Thank you for any help you can provide.

Hello and welcome to PF!
Yes, the output of SGn should be |+n>, up to a normalization factor.

 

[dbrad5683]

So would $\frac{1}{cos(\frac{\theta}{2})}$ make for a suitable normalization factor? Is there a more formal way of determining this normalization factor?

 

[TSny]

So would $\frac{1}{cos(\frac{\theta}{2})}$ make for a suitable normalization factor?

Yes

Is there a more formal way of determining this normalization factor?
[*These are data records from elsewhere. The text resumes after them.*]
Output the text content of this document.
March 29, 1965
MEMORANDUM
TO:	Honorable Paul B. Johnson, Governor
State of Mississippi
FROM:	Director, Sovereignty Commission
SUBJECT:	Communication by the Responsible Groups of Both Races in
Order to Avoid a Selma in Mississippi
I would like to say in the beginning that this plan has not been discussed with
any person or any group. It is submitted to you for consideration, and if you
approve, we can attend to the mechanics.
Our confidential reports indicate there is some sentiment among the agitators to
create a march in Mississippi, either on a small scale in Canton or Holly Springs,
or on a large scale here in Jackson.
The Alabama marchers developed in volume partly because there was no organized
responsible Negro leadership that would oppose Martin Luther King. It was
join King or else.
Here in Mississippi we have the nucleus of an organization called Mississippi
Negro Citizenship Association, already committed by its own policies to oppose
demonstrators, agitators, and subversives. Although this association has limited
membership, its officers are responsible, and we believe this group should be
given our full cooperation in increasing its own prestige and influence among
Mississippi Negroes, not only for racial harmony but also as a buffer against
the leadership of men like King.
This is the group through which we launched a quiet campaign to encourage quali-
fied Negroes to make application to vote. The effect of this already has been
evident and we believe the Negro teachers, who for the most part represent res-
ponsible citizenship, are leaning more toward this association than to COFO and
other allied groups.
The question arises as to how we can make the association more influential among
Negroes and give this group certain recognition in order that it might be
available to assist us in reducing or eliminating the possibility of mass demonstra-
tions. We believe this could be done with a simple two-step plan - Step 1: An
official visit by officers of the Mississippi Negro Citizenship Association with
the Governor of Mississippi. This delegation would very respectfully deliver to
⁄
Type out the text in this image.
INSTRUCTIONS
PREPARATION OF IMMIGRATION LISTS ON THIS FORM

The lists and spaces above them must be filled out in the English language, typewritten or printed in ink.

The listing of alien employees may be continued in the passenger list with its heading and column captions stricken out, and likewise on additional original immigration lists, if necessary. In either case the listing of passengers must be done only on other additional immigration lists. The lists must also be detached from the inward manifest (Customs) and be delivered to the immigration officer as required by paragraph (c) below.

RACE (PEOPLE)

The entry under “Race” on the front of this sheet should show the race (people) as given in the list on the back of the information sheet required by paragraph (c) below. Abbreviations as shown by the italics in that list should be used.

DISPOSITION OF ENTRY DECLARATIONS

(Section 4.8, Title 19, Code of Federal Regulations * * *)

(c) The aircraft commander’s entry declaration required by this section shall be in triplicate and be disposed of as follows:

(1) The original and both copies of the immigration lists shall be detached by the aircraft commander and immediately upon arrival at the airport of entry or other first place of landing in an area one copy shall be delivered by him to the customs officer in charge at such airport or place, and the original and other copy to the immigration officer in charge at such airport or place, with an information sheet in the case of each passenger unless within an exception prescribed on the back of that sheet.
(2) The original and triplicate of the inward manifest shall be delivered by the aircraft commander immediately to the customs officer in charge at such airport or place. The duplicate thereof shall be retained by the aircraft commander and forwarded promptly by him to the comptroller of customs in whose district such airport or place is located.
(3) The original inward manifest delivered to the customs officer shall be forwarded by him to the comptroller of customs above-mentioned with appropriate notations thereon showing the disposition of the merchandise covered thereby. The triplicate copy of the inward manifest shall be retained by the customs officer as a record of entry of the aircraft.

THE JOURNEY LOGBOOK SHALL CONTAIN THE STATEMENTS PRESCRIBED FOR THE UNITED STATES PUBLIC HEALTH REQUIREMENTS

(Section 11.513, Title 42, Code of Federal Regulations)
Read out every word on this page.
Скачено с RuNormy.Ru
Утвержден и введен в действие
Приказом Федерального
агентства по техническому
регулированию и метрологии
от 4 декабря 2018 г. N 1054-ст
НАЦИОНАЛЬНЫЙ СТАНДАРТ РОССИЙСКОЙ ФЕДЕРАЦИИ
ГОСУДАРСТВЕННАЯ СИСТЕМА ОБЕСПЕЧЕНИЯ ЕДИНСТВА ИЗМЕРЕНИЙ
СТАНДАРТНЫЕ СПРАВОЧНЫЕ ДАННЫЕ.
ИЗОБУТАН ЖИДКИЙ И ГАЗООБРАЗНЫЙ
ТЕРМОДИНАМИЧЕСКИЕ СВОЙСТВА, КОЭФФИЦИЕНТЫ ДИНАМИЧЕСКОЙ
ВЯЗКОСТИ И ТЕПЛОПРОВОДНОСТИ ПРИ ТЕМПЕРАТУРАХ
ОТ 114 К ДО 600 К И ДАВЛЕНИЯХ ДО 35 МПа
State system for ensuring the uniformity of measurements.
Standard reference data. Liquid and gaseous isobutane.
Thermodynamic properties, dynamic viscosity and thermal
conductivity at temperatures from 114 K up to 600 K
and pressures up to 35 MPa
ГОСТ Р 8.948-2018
Not that I can think of at the moment. The usual way to find the normalization factor for a state |ψ>is to just look at <ψ|ψ>. But, in your example, you can spot the normalization factor by inspection.

 

[dbrad5683]

Yes

Not that I can think of at the moment. The usual way to find the normalization factor for a state |ψ>is to just look at <ψ|ψ>. But, in your example, you can spot the normalization factor by inspection.

Thanks for you help. I still don't see how $\langle\,+\,n\,|+n\rangle$ would give me the normalization factor though. I'm getting $cos^{2}(\frac{\theta}{2}) + sin^{2}(\frac{\theta}{2}) = 1$ which is what is expected.

 

[TSny]

Let |ψ> be the output of GSn.

 

[dbrad5683]

Ahh I see and I set this equal to 1. Thank you for your help!

 

[dbrad5683]

Let |ψ> be the output of GSn.

This didn't work. I got a factor of $\frac{1}{cos^{2}(\frac{\theta}{2})}$ when evaluating $\langle\psi|\psi\rangle$ with $|\psi\rangle$ being the output of SGn.

$\begin{pmatrix} cos^{2}(\frac{\theta}{2}) & e^{-i\phi}sin(\frac{\theta}{2})cos(\frac{\theta}{2}) \end{pmatrix} \begin{pmatrix} cos^{2}(\frac{\theta}{2}) \\ e^{i\phi}sin(\frac{\theta}{2})cos(\frac{\theta}{2}) \end{pmatrix} = cos^{2}(\frac{\theta}{2})[cos^{2}(\frac{\theta}{2}) + sin^{2}(\frac{\theta}{2})] = cos^{2}(\frac{\theta}{2})$

 

[mfb]

The normalization factor gets applied to both occurences of ψ, so you need the square root of $\langle\psi|\psi\rangle$ as normalization factor.

 

[dbrad5683]

The normalization factor gets applied to both occurences of ψ, so you need the square root of $\langle\psi|\psi\rangle$ as normalization factor.

Thank you. How does this then relate back to the matrix representation? Would it just be $\frac{1}{cos(\frac{\theta}{2})}\begin{pmatrix}cos^{2}(\frac{\theta}{2}) & e^{-i\phi}sin(\frac{\theta}{2})cos(\frac{\theta}{2}) \\ e^{i\phi}sin(\frac{\theta}{2})cos(\frac{\theta}{2}) & sin^{2}(\frac{\theta}{2})\end{pmatrix}$

 

[mfb]

I don't think it makes sense to normalize the matrix. The norm smaller than 1 indicates that some particles get lost, which has a physical meaning.